Madalyn Muncy-Piens, a 2013 graduate, graciously answered my questions about her time in the program. Through her answers, I learned about the evolution of the program, and her answers have given me a new perspective. This is what she said:
What was your Mellon experience like?
I had a wonderful experience in the Mellon program and think it was one of the highlights of my college career. Not many undergrads get to have a digital liberal arts experience and I got to spend three years dabbling in media, the archive, and my own desire to share stories with the world. I would probably never have had such an enriching experience elsewhere. The thing I find most compelling about the program is the emphasis on sharing research through digital means. I think this is an important distinction, as it’s one thing to have the skills to write a thesis. It’s another to share that thesis in a meaningful way. I think that’s probably the most important part of the program and though I have never attended graduate school, I use those skills I gained in the program all the time in my career.

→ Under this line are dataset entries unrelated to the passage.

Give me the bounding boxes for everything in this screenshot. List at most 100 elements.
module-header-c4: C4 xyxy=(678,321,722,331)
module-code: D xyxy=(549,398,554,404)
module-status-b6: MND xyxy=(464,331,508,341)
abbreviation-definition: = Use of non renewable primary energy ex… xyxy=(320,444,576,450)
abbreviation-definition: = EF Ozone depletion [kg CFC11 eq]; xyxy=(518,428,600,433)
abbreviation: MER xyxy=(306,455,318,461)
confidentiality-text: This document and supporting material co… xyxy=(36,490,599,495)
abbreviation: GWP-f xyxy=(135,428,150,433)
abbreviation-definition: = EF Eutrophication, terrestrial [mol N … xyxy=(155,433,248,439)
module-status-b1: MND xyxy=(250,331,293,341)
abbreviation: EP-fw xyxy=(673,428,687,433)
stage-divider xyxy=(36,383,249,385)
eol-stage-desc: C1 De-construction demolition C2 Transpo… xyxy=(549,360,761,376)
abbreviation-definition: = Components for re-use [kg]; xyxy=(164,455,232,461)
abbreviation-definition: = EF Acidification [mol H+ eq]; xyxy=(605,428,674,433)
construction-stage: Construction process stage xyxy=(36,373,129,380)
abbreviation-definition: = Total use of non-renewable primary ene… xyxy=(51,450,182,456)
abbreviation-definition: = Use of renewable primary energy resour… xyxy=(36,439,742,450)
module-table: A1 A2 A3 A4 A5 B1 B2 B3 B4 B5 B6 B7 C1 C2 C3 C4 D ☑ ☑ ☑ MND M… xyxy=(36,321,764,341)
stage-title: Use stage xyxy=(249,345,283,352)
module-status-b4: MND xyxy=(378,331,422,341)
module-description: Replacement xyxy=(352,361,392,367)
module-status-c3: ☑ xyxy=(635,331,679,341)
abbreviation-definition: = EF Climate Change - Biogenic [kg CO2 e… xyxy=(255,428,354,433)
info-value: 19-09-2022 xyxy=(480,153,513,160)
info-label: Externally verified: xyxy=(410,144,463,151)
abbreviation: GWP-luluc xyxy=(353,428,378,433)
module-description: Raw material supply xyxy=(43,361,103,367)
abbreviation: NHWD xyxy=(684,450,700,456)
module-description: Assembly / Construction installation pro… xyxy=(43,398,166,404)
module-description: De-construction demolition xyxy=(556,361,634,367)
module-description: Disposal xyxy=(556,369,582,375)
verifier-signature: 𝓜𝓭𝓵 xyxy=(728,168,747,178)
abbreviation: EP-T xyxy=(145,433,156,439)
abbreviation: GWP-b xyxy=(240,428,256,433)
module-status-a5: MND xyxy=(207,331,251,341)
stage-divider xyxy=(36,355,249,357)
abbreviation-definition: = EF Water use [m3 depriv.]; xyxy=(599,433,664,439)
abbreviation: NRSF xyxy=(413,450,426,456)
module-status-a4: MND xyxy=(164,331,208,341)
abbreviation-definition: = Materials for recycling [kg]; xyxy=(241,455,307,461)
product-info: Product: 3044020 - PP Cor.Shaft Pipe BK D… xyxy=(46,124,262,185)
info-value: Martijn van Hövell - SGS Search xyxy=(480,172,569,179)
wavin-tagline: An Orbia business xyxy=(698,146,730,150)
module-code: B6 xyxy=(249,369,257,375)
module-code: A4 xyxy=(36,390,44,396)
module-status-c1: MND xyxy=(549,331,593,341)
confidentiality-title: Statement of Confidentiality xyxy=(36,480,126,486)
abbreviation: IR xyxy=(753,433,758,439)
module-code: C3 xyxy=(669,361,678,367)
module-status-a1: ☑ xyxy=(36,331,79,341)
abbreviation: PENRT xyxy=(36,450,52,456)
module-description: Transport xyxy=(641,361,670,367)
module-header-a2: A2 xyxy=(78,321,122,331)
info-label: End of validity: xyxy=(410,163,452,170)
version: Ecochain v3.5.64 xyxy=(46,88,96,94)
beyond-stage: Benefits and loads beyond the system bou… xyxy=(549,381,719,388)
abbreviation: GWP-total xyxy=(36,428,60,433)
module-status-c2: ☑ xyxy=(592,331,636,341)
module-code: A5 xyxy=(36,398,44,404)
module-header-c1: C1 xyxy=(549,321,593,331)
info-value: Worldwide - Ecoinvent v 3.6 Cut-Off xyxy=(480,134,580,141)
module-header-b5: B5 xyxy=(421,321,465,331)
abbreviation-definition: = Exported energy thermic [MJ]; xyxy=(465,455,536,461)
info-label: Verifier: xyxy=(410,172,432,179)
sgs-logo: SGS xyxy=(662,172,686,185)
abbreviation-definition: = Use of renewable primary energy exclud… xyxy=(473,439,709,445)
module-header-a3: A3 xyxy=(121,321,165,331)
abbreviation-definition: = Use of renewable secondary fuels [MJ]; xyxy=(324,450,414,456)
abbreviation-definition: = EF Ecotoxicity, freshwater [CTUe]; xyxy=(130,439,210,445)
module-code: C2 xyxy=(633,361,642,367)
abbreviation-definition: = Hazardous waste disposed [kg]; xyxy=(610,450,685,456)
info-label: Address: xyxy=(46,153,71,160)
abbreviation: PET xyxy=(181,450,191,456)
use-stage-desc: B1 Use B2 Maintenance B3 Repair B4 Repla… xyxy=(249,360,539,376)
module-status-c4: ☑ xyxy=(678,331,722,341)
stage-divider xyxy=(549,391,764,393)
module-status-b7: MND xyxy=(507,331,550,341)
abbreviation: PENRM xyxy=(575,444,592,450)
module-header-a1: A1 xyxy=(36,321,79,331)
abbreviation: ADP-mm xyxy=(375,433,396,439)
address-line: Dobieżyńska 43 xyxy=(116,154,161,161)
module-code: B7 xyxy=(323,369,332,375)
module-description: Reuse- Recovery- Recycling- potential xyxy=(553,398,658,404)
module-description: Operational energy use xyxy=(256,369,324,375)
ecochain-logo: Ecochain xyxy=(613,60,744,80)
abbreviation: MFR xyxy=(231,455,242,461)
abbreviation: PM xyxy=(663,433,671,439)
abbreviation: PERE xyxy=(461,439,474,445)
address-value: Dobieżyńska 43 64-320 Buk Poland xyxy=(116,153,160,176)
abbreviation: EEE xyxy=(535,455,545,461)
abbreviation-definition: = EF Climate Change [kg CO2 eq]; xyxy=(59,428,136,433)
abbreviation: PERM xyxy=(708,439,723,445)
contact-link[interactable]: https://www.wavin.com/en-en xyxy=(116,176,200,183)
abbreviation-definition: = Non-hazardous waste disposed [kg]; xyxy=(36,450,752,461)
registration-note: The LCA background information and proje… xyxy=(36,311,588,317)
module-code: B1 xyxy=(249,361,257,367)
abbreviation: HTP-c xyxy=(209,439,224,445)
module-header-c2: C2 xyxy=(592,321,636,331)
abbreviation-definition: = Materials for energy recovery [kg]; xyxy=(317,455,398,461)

What is your favorite/most memorable experience you had with Mellon?
I really enjoyed the summer research I did in the program. I participated both summers I could on two very different projects, both very media-heavy. Having someone pay me to research something I was really passionate about just didn’t feel like work. I often wish someone would do that again!
Do you have any advice for students currently in the program? Is there something that you wish you would have known?
Two things: one stick with the program and make it your own. Follow your passions and you will get a lot out of your three years. Secondly, do not at all feel pressured to attend graduate school by ANYONE. We all know the pressure is secretly there (you’re doing some pretty hefty research that some grad students are envious of), but do some hard thinking about how you can apply the skills you’re learning right now to a career. Every other member of my cohort has gone on to earn a graduate degree and if that’s your goal, go do it! But don’t feel like you’re a failure (like I felt) if you want to try your hand at something else in the industry. You can get a job as a humanities major and you can use all of these skills, just in a different way.
Madalyn’s answers gave me a chance reflect on why I wanted to be a part of the Mellon Scholars Program. This program offers so many opportunities to students who are passionate about the arts and humanities. I look forward to making this program my own, as Madalyn said. While I do not know where my research will take me over the next couple of years, the endless possibilities, I think, are what make the program unique.